Another point worth making is that Kirk needs to decide precisely what the relationship is of Ben’s jaw to the rest of his face. I feel like he doesn’t quite know how Ben should look from every angle because he hasn’t thought it through completely. As a result his face looks odd and sketchily defined in the scene with Johnny both when he says “No, Johnny, ya didn’t think…” and again when he punches the ground saying “All that time!” If you look at the image provided illustrating variations on Ben’s face, I think Kirk might be going a bit too far into “Chin Too Wide, Too Badrock!” territory. I think that this contributes to the impression that Kirk has trouble deciding where Ben’s lower lip ends or connects to his upper lip from certain angles. Additionally, I’d be thrilled if he made his brow ridge just a bit more prominent but that’s purely a matter of personal taste.

Sticking with the art, it’s nitpicking time! Colorist Aburtov gave Reed Richards blue eyes in one panel when they ought to be brown. What can I say? I notice these things.

The Questionable:
Where we talk about things that are neither good nor necessarily bad, but are at least a little head-scratching.

Unfortunately, I do have a minor quibble or two with Robinson. When Johnny suggests that Ben became more at peace with being the Thing over time, Ben’s response seems to suggest that he was only putting on a “brave face” and never really adjusted to his new life. While I don’t think that the content of past issues supports this reading of Ben’s relationship to his appearance and his personal development, I can see why he might say this in a moment of anger. As such, I’m ambivalent about this exchange, not entirely happy with it but not especially annoyed either.
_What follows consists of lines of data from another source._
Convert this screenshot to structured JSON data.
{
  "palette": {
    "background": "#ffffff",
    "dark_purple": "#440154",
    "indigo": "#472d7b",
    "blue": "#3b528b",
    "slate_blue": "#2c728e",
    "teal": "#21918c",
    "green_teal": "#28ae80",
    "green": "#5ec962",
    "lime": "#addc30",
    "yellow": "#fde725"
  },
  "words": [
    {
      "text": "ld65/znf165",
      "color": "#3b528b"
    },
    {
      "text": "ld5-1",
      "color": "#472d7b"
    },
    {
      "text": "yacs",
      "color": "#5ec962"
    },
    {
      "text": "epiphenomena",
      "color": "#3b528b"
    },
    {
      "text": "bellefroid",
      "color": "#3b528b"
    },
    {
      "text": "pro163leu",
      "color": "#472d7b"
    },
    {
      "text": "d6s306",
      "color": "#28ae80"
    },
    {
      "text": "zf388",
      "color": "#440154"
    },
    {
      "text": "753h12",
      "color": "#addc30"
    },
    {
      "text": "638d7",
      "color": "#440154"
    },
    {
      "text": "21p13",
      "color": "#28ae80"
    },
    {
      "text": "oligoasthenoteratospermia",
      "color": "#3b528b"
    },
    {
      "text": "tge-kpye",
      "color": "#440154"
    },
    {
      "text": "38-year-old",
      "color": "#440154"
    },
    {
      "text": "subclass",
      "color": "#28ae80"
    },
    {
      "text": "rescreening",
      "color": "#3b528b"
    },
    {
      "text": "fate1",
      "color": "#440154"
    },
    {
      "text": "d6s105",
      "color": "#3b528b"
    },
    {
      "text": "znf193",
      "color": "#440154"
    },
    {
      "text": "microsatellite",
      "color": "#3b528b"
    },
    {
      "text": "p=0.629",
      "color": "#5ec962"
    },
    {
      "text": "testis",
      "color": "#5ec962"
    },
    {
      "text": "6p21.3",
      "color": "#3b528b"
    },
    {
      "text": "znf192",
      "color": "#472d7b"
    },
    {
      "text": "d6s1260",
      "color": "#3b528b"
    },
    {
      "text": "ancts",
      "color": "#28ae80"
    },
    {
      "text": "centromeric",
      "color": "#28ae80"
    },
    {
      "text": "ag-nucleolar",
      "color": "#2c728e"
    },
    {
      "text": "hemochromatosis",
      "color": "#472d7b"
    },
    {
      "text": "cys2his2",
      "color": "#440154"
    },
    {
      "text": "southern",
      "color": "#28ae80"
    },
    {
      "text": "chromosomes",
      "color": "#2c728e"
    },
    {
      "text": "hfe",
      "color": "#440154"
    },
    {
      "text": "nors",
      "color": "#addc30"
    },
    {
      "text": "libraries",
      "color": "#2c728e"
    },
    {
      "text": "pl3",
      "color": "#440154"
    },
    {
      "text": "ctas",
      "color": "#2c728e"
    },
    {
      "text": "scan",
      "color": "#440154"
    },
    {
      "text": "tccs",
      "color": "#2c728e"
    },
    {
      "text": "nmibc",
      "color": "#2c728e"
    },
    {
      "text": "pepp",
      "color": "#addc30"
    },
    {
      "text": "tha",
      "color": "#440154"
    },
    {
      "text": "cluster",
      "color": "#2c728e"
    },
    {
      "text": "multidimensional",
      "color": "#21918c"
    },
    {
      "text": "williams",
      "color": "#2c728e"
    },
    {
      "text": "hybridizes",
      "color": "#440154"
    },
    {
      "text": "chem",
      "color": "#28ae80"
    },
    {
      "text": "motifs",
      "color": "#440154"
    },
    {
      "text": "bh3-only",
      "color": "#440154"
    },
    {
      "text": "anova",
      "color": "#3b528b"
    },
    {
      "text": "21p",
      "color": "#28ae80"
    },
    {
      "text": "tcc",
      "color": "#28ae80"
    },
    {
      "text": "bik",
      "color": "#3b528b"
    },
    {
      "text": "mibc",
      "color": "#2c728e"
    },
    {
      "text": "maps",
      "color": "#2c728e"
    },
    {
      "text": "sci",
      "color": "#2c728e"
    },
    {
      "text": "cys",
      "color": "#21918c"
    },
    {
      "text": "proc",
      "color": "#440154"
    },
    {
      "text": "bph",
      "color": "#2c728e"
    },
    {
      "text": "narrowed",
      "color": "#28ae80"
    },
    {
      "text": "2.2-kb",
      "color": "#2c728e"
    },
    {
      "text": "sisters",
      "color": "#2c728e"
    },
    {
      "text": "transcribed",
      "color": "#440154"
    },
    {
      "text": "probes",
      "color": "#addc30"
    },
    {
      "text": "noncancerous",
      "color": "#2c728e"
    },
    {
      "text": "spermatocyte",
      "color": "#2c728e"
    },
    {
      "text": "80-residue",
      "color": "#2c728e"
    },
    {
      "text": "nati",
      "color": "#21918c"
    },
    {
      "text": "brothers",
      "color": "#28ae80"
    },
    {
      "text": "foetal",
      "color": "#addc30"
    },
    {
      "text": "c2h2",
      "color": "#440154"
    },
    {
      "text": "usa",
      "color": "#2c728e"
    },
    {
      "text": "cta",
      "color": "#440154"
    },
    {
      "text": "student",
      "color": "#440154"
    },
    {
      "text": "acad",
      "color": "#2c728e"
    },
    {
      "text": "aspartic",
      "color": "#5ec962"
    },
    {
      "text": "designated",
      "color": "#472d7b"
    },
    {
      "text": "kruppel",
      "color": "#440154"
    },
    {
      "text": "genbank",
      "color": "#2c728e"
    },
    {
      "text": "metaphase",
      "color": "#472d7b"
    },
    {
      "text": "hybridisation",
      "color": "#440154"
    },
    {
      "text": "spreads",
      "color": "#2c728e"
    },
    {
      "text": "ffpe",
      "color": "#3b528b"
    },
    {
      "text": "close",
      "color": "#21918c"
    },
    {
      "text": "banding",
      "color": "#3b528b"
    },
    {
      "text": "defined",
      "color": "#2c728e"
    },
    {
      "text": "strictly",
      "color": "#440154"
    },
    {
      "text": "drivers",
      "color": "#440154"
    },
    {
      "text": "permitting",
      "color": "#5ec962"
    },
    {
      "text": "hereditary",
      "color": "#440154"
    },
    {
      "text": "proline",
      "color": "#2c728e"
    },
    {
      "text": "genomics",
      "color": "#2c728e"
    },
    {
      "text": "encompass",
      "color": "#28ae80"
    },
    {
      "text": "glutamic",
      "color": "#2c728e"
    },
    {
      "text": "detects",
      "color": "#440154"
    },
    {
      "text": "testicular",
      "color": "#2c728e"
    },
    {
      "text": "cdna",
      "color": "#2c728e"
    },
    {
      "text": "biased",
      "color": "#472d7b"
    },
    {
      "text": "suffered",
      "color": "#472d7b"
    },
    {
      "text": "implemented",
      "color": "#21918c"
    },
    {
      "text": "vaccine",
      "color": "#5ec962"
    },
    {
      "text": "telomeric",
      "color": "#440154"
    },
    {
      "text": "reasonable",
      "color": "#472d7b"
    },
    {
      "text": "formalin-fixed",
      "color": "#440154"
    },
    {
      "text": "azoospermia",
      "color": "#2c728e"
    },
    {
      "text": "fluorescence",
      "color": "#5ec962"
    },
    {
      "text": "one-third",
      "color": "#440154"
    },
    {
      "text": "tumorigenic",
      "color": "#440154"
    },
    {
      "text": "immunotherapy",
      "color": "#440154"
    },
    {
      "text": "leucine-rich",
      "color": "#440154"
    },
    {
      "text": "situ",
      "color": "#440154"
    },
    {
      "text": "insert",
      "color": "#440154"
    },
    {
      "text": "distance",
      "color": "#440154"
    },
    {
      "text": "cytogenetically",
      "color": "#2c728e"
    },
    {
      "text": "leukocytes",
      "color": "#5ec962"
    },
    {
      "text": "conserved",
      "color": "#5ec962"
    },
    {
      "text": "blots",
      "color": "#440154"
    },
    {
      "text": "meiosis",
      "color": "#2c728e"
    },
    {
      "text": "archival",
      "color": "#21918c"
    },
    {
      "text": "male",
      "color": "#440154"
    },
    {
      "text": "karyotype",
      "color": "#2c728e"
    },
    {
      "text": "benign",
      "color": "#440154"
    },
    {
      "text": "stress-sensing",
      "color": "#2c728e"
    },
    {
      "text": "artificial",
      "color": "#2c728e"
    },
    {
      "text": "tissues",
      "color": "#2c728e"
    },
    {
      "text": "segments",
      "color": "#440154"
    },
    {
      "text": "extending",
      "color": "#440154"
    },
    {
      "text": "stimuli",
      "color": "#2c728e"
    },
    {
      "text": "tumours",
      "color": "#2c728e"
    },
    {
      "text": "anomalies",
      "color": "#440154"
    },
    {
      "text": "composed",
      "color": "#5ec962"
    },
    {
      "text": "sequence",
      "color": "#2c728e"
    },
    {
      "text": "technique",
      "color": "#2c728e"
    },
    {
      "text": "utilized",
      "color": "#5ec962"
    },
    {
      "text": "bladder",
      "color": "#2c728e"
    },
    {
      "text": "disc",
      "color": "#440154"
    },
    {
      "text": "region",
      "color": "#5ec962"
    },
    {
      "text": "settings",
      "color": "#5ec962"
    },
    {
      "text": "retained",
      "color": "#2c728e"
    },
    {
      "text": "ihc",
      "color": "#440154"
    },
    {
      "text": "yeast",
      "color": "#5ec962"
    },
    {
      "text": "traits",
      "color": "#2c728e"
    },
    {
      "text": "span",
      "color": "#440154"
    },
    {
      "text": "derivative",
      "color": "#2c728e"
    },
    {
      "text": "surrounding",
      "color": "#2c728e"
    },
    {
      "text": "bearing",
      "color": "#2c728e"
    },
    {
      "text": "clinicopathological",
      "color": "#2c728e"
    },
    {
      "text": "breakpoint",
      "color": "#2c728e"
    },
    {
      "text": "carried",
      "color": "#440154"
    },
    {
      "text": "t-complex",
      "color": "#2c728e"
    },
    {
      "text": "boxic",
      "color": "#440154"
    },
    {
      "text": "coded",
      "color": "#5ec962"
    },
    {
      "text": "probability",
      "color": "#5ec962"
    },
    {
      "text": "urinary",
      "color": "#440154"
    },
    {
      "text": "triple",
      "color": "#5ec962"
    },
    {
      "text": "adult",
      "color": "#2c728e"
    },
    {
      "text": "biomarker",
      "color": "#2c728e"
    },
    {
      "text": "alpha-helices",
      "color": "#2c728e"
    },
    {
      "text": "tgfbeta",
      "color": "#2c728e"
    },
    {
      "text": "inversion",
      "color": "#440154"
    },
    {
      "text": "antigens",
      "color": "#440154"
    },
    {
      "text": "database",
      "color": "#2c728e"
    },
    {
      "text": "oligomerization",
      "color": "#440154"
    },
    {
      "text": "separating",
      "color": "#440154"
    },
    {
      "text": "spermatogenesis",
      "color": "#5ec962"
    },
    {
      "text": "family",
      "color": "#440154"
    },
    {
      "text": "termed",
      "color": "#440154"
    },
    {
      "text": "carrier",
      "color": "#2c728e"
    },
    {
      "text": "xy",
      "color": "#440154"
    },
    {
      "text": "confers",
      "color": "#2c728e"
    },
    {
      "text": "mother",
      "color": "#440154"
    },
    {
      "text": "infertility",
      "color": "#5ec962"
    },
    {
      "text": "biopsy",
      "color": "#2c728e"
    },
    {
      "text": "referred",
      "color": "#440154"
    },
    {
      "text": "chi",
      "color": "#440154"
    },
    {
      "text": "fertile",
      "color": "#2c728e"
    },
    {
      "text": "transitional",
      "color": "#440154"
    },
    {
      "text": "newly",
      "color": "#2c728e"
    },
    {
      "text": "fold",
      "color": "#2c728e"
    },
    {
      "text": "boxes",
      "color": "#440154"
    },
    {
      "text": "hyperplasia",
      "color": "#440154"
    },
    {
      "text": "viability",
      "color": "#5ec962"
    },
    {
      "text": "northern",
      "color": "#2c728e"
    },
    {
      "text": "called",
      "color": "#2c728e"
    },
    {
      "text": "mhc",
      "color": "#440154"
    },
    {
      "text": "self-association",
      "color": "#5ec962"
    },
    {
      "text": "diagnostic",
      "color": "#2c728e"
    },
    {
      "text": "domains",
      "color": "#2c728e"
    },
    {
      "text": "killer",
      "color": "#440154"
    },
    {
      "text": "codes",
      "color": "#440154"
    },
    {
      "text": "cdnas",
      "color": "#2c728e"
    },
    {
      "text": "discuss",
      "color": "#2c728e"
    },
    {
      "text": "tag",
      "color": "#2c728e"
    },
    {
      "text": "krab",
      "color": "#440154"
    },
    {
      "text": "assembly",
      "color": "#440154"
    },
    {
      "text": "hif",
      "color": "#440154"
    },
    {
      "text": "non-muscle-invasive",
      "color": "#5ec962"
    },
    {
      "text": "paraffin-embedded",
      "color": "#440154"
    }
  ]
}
Also, another minor quibble is Reed’s use of the term “cool” during the flashback portion of this issue. It really feels out of character. I feel like if he was going to say it in the context in which he’s using the term, it would need to be put in quotations to imply that he was using it to make a point.

0comments

Possibly the biggest head-scratcher of this issue though is the cover. When I saw last issue kick off a fight between Susan “The Invisible Woman” Richards and the Avengers, I expected it to continue in this issue given that it is depicted on the cover. However, Ben references the fight as already having happened by the time this issue has occurred. I honestly feel a little cheated as I was looking forward to seeing Sue kick some Avenger @$$. It isn’t every day that she gets to go full-on brawler and really mix it up so I was really looking forward to more of that altercation. I hope we somehow revisit it in a future issue and if we don’t I’ll be pretty disappointed.

Conclusion:
I don’t want you to get the impression that just because I’m reviewing this thoroughly that I didn’t like it. I loved this issue despite its minor drawbacks. The plot is moving ahead beautifully weaving past continuity into forward progression as it goes in an exciting and rewarding way. I truly got a visceral jolt when I hit the ending cliffhanger and realized just how perfectly this issue had come together. The art is on balance excellent and engaging. This is a series that deserves to be read. I’m more excited to be reading Fantastic Four than I have been in a long time and I am thrilled to be able to say that.